Germann Hannes · Ständerat · 2012-09-13
Germann Hannes · Ständerat · Schaffhausen · Fraktion der Schweizerischen Volkspartei · 2012-09-13
Wortprotokoll
Hier geht es um die Liquidation von Vermögenswerten. Der Nationalrat hat hier die Version des Bundesrates präzisiert, so könnte man es sagen. Banken liquidieren nachrichtenlose Vermögenswerte nach 50 Jahren, wenn sich die berechtigte Person auf vorgängige Publikation hin nicht meldet. Schliesslich ist dann noch eine Schwelle von 100 Franken hineingenommen worden. Die Liquidation nachrichtenloser Vermögenswerte von höchstens 100 Franken kann ohne vorgängige Publikation erfolgen.

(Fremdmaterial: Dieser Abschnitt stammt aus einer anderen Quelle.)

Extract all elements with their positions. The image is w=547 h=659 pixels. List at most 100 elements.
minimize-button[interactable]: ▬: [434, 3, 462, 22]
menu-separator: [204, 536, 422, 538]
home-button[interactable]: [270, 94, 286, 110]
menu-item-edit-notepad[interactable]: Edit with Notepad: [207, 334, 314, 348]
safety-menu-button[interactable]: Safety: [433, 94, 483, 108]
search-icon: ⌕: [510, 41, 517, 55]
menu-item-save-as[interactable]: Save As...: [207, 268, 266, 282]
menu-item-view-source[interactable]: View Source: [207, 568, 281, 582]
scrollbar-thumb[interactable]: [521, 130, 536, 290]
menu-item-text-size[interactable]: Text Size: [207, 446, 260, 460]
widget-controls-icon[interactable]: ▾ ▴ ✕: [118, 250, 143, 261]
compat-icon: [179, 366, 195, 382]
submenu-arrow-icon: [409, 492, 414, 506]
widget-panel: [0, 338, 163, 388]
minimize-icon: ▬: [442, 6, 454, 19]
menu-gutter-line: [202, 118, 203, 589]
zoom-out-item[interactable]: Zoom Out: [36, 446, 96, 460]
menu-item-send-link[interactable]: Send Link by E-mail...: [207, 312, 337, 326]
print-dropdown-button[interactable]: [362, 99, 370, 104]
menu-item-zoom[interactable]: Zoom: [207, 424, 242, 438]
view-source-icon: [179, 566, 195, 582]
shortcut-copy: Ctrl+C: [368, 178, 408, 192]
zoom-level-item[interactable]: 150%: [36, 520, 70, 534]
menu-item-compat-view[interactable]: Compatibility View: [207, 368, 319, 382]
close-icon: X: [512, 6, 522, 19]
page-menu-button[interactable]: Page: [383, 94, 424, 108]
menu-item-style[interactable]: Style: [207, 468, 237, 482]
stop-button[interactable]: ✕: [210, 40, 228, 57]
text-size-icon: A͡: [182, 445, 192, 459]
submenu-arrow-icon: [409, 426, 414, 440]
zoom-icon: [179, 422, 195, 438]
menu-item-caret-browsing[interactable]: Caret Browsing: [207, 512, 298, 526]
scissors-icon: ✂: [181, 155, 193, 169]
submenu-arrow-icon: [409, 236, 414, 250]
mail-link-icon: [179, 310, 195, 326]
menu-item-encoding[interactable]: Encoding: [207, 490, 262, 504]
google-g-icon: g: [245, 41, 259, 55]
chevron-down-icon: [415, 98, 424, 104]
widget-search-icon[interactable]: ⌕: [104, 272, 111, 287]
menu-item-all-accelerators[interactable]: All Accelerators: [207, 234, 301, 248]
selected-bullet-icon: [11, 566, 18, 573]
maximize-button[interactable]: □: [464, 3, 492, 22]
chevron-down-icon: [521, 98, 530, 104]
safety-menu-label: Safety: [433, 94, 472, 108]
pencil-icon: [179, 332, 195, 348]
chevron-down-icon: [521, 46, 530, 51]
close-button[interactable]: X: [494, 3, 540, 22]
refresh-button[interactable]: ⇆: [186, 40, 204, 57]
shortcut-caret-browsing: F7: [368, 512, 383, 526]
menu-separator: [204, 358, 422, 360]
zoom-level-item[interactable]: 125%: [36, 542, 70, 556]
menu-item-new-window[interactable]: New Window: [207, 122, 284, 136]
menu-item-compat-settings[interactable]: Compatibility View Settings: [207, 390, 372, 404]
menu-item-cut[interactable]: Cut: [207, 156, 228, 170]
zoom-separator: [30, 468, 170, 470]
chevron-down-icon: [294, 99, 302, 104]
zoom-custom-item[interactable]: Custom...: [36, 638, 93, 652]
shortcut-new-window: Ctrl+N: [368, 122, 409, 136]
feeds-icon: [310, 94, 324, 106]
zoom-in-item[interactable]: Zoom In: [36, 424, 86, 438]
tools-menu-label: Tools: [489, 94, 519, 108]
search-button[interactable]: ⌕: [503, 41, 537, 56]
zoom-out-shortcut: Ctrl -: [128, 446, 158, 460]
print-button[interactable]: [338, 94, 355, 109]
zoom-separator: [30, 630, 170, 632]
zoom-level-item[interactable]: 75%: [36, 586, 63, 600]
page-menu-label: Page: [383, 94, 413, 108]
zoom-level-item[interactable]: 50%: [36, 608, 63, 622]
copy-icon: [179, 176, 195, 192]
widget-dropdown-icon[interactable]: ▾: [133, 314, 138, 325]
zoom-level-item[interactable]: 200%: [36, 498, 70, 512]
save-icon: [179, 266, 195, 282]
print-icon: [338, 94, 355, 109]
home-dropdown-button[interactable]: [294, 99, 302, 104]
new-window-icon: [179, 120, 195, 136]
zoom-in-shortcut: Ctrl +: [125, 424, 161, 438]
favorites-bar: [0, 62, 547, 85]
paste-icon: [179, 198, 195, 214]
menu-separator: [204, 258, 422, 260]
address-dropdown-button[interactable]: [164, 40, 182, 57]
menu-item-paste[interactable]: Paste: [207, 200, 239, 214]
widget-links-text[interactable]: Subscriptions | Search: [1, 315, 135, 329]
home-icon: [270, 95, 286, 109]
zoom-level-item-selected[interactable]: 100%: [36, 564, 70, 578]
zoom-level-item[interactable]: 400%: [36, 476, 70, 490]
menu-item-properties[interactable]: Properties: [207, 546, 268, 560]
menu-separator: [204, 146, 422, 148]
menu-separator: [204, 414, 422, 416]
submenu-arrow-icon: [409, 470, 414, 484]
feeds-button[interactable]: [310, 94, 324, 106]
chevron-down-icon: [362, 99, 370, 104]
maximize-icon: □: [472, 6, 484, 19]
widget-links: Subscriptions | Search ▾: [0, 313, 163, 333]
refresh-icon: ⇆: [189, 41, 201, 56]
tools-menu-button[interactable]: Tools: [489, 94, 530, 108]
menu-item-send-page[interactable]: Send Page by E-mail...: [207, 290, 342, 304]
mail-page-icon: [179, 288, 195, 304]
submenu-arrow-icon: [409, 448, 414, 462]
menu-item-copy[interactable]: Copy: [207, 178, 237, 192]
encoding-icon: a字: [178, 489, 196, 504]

Nun haben wir uns damit befasst, was das bedeuten kann. Es ist mindestens ein Fall bekannt, der auf Kosten schliessen lässt, die eben diese Schwelle von 100 Franken wesentlich übersteigen. Der "Beobachter" hat einen Fall aus einer Zürcher Gemeinde aufgegriffen, bei dem die Gebühr dieser Gemeinde für einen Erbschein sich auf mehr als 5000 Franken belief. Das sind Grössenordnungen, mit denen man sich in speziellen Fällen eben anfreunden oder besser gesagt abfinden muss. Da finden wir 100 Franken doch an der untersten Grenze. Seitens der Schweizerischen Bankiervereinigung ist angeregt worden, dass man mindestens 1000 Franken einsetzen sollte. Nun, da müssen wir nicht die Banken fragen, aber vielleicht der Vernunft folgen. Aufwand und Ertrag sollen sich etwa die Waage halten. Wir haben uns dann salomonisch für 500 Franken entschieden als Untergrenze, unter der die Liquidation auch ohne vorgängige Publikation erfolgen kann. Dieser massvolle Vorschlag war und ist unbestritten.